"Sometimes sports mirrors society, sometimes it allows us to understand the larger society a little better. But mostly, it is a world of entertainment of talented and driven young men and women who do certain things with both skill and passion." --David Halberstam David Halberstam was a distinguished journalist and historian of American politics. He was also a sports writer. Everything They Had brings together for the first time his articles from newspapers and magazines, a wide-ranging collection edited by Glenn Stout, selected over the full scope of Halberstam's five decades as one of America's most honored journalists. These are dazzling portraits of some of the most compelling sports figures of our era, the superstars of popular sports like basketball, football, and baseball, but also fishing, soccer, and rowing, and the amateur athletes who play for the love of the game. In "My Dinner with Theodore," Halberstam recounts his long anticipated--and unforgettable--meeting with Red Sox legend Ted Williams. Against the backdrop of 1960s Nashville, he beautifully recounts a lifelong love of football in "How I Fell in Love with the NFL." And "Men Without Women," set on a fishing expedition in Patagonia, is more than a hunt for giant brown trout--it is a story of fishing, friendship, and fellowship. These and many more stories exemplify the breadth and depth of David Halberstam's devotion to diverse sports and his respect and fascination for the men and women who play them so well. The result is an intimate and personal collection that reveals the issues and the ideals David Halberstam cared about--racial equality, friendship, loyalty, and character--and creates a vivid and unforgettable portrait of the author himself. Everything They Had takes its rightful place alongside Halberstam's bestselling sports titles, which include The Breaks of the Game, The Amateurs, Summer of '49, and The Education of a Coach.
About the Author
David Halberstam (1934-2007) was the author of twenty-two books, including fifteen bestsellers. Born in New York City, Halberstam spent much of the 1960s as a reporter for the New York Times, covering the Vietnam War and the Civil Rights movement. His Vietnam reporting earned him both a George C. Polk Award and a 1964 Pulitzer Prize for International Reporting. Vanity Fair dubbed Halberstam "the Moses of American journalism," and the subjects of his books reflect his passion and range: war, foreign policy, history, and sports.
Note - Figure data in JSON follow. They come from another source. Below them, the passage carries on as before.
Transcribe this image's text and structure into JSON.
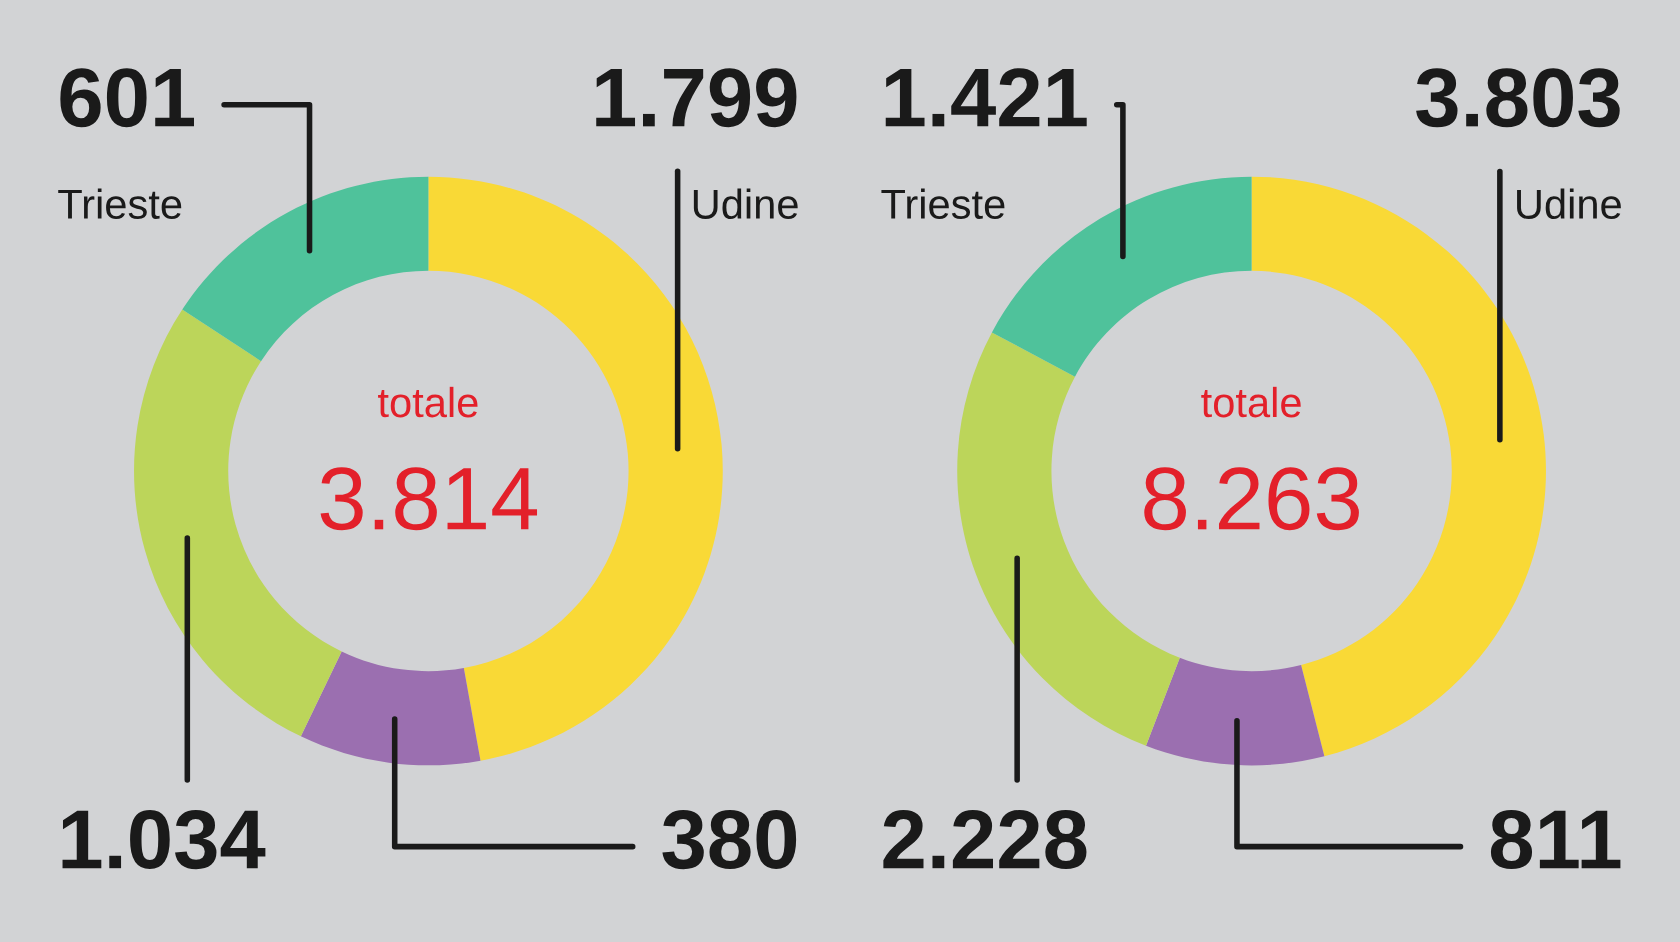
{
  "chart_data": [
    {
      "type": "donut",
      "categories": [
        "Udine",
        null,
        null,
        "Trieste"
      ],
      "values": [
        1799,
        380,
        1034,
        601
      ],
      "colors": [
        "#f9d936",
        "#9b6fb0",
        "#bcd55a",
        "#4fc29b"
      ],
      "value_labels": [
        "1.799",
        "380",
        "1.034",
        "601"
      ],
      "annotations": [
        "totale",
        "3.814"
      ]
    },
    {
      "type": "donut",
      "categories": [
        "Udine",
        null,
        null,
        "Trieste"
      ],
      "values": [
        3803,
        811,
        2228,
        1421
      ],
      "colors": [
        "#f9d936",
        "#9b6fb0",
        "#bcd55a",
        "#4fc29b"
      ],
      "value_labels": [
        "3.803",
        "811",
        "2.228",
        "1.421"
      ],
      "annotations": [
        "totale",
        "8.263"
      ]
    }
  ]
}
The Best and the Brightest (1962), his sixth book, a critique of the Kennedy administration's Vietnam policy, became a #1 bestseller. His next book, The Powers that Be, a study of four American media companies, was hailed by the New York Times as a "prodigy of research." Many of Halberstam's books explored themes in professional sports, including bestsellers The Teammates, a portrait of the friendship between baseball players Ted Williams, Dominic DiMaggio, Johnny Pesky, and Bobby Doerr, and The Education of a Coach, a profile of New England Patriots' Coach Bill Belichick.